El análisis de la muerte de Anas al-Sharif y sus colegas de Al Jazeera
nos revela que este trágico evento no es un incidente aislado, sino una
manifestación de varias problemáticas filosóficas interconectadas. En primer
lugar, la guerra moderna demuestra una tendencia peligrosa a no respetar los
principios del ius in bello, especialmente el de discriminación,
cuando puede redefinir la realidad a su conveniencia. La justificación de un
ataque a un civil, simplemente re-categorizándolo como un combatiente, vacía de
su significado a toda la estructura del derecho internacional humanitario.
En segundo lugar, la figura del periodista de guerra encarna una
paradoja trágica: está protegido por la ley, pero opera en un entorno donde esa
ley es regularmente violada.

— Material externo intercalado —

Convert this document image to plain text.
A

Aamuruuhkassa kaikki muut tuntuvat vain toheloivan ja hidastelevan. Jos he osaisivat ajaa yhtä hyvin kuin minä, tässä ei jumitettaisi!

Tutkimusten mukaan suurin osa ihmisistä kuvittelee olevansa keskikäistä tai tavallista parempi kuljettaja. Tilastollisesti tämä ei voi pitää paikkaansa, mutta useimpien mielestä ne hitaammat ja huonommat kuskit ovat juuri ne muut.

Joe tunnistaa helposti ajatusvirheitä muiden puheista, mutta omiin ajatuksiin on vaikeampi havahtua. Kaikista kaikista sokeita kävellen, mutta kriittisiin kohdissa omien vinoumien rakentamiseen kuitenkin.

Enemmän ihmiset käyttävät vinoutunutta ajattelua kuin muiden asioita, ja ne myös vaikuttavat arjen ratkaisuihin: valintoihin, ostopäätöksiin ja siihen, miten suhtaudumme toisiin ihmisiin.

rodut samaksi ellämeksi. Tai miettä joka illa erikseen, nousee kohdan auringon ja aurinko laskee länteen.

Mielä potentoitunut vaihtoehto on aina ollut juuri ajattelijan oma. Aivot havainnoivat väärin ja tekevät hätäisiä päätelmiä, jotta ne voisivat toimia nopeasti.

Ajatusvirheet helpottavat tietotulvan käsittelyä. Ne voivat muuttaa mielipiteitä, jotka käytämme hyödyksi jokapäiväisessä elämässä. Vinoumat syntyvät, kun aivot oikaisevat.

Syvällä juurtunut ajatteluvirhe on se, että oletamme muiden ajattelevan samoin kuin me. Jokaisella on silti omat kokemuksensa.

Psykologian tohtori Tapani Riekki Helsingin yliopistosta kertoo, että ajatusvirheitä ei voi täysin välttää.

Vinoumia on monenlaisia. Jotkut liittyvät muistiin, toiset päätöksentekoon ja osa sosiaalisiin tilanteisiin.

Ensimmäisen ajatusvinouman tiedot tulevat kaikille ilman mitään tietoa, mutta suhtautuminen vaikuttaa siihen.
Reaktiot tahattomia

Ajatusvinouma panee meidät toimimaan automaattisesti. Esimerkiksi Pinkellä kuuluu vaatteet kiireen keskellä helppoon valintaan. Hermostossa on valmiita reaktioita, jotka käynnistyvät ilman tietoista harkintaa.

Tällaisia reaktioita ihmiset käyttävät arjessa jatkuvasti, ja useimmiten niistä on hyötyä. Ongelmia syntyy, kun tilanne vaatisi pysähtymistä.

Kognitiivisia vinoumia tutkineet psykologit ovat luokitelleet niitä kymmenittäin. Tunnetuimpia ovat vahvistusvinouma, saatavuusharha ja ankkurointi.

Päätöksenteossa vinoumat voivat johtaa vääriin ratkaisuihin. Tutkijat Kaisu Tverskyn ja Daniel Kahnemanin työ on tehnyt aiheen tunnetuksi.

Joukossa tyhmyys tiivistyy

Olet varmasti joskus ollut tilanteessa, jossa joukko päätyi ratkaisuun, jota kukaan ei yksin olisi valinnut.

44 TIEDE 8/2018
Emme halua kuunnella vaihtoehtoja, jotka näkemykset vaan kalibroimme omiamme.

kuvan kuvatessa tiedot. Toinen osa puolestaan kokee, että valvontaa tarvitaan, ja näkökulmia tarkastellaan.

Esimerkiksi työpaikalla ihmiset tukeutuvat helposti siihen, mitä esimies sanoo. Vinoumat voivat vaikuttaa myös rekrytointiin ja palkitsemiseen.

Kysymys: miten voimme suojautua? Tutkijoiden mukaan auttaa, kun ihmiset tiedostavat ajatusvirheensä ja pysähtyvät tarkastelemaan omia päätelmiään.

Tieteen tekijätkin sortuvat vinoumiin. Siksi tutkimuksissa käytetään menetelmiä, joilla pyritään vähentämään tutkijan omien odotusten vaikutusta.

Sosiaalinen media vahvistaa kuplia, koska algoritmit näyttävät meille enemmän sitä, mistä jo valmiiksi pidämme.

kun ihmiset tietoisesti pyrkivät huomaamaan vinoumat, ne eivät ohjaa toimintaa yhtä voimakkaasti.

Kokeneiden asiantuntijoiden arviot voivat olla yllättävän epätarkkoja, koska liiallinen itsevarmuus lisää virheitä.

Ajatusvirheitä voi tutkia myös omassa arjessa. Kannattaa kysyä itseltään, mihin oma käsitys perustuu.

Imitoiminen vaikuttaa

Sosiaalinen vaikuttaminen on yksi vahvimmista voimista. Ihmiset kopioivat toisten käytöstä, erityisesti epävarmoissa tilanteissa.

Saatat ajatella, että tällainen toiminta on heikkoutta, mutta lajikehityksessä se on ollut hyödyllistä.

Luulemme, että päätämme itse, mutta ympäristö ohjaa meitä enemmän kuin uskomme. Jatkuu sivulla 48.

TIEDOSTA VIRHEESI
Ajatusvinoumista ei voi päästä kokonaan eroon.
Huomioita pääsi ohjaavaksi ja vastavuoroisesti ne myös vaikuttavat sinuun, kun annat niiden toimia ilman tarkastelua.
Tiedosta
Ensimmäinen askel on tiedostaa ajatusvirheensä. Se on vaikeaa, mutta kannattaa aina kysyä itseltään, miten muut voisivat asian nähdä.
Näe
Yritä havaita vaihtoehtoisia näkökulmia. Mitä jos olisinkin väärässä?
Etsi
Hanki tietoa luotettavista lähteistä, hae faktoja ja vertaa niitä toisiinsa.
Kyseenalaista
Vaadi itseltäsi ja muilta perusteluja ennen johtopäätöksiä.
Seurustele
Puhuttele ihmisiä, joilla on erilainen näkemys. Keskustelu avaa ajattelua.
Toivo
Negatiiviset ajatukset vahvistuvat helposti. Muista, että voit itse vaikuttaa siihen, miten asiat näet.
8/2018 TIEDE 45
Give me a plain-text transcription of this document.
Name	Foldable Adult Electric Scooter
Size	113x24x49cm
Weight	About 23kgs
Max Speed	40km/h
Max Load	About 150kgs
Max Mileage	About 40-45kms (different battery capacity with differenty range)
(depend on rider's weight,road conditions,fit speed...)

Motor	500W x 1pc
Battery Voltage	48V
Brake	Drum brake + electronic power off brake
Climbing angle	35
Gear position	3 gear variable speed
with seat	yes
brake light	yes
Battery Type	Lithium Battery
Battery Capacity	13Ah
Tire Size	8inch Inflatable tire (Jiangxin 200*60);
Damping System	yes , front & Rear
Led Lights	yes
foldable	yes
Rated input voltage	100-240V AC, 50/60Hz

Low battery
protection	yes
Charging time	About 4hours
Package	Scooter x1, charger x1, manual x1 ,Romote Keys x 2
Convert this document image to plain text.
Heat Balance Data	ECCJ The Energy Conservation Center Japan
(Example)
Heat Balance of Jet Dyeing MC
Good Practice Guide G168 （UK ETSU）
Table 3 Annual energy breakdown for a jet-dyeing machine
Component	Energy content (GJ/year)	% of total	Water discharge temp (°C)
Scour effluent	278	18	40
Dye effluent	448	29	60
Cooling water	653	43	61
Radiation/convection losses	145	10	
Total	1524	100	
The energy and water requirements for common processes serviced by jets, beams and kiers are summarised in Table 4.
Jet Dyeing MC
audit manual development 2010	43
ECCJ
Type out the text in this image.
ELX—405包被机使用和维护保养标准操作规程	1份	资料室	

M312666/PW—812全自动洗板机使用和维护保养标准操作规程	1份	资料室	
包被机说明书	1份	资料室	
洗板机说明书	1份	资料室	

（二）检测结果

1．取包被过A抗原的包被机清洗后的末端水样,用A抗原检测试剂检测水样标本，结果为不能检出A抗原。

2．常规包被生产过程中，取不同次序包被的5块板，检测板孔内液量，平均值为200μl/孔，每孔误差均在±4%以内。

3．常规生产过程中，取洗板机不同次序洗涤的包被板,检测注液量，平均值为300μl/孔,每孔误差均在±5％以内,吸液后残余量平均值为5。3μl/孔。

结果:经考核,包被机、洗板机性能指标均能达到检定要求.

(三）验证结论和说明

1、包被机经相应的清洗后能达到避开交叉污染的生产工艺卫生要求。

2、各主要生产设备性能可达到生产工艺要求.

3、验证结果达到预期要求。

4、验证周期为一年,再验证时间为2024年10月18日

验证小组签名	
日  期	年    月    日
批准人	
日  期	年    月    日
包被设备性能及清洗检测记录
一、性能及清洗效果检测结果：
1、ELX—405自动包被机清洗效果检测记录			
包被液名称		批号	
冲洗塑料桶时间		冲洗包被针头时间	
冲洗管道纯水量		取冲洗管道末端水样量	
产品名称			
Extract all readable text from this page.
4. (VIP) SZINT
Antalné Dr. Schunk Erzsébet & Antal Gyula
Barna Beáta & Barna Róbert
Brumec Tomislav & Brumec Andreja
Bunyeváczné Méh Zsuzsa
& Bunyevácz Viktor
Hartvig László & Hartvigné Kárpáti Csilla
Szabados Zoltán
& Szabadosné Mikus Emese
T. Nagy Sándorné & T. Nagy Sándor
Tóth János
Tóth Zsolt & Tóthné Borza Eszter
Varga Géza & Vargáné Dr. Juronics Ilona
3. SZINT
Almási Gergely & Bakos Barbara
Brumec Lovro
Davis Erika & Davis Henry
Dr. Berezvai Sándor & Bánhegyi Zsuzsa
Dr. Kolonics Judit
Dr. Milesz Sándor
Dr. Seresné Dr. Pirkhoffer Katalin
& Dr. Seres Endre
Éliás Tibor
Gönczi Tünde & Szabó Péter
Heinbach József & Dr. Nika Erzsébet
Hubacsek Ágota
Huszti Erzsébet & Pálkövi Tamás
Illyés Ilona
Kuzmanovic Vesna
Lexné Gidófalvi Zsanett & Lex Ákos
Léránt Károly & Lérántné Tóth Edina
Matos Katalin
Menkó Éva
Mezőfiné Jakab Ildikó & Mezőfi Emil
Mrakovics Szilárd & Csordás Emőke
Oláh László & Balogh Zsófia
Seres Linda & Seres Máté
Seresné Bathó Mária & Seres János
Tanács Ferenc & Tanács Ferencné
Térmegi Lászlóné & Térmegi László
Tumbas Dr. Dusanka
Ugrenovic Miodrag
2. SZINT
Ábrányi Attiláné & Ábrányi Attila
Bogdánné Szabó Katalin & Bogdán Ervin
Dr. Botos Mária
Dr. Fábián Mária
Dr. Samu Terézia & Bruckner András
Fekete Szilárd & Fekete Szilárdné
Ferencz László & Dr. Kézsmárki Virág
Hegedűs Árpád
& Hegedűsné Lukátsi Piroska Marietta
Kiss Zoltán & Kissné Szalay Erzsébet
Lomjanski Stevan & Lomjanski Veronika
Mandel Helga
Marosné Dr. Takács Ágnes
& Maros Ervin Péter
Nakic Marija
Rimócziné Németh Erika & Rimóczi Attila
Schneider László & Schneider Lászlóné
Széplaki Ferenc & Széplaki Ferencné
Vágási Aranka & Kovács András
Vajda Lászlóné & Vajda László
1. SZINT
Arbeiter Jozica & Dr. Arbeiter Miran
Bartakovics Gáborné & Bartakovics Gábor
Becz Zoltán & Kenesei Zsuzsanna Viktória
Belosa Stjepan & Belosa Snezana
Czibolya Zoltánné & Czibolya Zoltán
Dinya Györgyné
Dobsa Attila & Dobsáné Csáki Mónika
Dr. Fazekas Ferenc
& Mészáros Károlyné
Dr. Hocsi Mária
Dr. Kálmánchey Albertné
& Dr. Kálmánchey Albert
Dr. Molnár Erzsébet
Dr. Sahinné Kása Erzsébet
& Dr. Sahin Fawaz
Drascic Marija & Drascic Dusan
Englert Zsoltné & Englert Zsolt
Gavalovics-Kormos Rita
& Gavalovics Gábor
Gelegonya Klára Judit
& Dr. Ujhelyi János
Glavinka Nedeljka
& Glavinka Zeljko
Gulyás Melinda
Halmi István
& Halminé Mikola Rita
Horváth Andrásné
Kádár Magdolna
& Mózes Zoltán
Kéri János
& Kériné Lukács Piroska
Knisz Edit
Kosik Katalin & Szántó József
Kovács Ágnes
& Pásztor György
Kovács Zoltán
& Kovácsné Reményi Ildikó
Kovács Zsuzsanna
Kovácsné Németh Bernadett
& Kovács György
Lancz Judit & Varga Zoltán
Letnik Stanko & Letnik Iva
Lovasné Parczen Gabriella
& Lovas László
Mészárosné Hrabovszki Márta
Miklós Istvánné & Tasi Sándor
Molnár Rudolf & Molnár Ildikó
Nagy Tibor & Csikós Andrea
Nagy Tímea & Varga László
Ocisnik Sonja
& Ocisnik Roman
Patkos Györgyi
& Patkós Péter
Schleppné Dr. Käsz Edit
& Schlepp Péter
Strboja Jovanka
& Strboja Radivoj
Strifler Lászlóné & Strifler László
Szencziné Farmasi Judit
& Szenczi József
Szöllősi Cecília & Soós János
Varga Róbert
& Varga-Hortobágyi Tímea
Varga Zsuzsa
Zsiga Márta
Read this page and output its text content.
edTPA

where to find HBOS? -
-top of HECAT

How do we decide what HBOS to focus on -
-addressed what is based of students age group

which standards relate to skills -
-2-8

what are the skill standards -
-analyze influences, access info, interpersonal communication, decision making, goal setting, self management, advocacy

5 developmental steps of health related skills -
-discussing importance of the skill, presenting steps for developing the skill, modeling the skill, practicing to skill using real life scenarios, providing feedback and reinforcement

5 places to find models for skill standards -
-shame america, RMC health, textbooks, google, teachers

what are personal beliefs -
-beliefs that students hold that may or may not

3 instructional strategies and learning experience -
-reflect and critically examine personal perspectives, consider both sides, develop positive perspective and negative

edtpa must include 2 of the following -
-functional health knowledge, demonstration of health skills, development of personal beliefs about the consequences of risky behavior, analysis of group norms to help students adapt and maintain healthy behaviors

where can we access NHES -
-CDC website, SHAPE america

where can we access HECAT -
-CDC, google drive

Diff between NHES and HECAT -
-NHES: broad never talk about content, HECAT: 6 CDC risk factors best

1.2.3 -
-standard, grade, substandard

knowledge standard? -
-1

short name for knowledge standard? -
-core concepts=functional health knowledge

Al presenciar la violencia y la injusticia, el
reportero sufre esa "lesión moral", un daño profundo al alma que
demuestra que la guerra mutila por igual los cuerpos como las mentes de quienes
se atrevan a enfrentarla para contar su historia.
Finalmente, la "guerra de narrativas", algo tan posmo progre y
tan perverso, que busca activamente fabricar la indiferencia, un mal moral que
socava a toda acción colectiva. La proliferación de relatos contradictorios
tiene como objetivo confundir a la audiencia global, generando escepticismo y
apatía, lo que permite que la violencia continúe sin ser castigada.
En última instancia, queridos lectores, el ataque asesino sobre los
periodistas en Gaza no fue sólo un crimen de guerra, sino un ataque epistémico
y moral. Fue un asalto a la posibilidad misma de una verdad objetiva y
compartida en tiempos de conflicto. La muerte de la verdad precede a la muerte
de los inocentes. Y la filosofía, en este contexto, no puede permanecer
neutral. Su tarea es desmantelar las justificaciones simplistas, exponer las
contradicciones morales y recordarle a la humanidad que la verdad, y quienes la
buscan, son el primer y último baluarte contra la barbarie. La labor de los
reporteros de guerra, al exponer los horrores del conflicto, es el antídoto más
poderoso contra la indiferencia, que es tan asesina como cualquier arma del
arsenal disponible de cualquier ejército. Su trabajo, y el sacrificio que a
menudo conlleva, nos obliga a plantear una ética de la no-indiferencia, donde
el conocimiento se convierte en la base para la acción moral.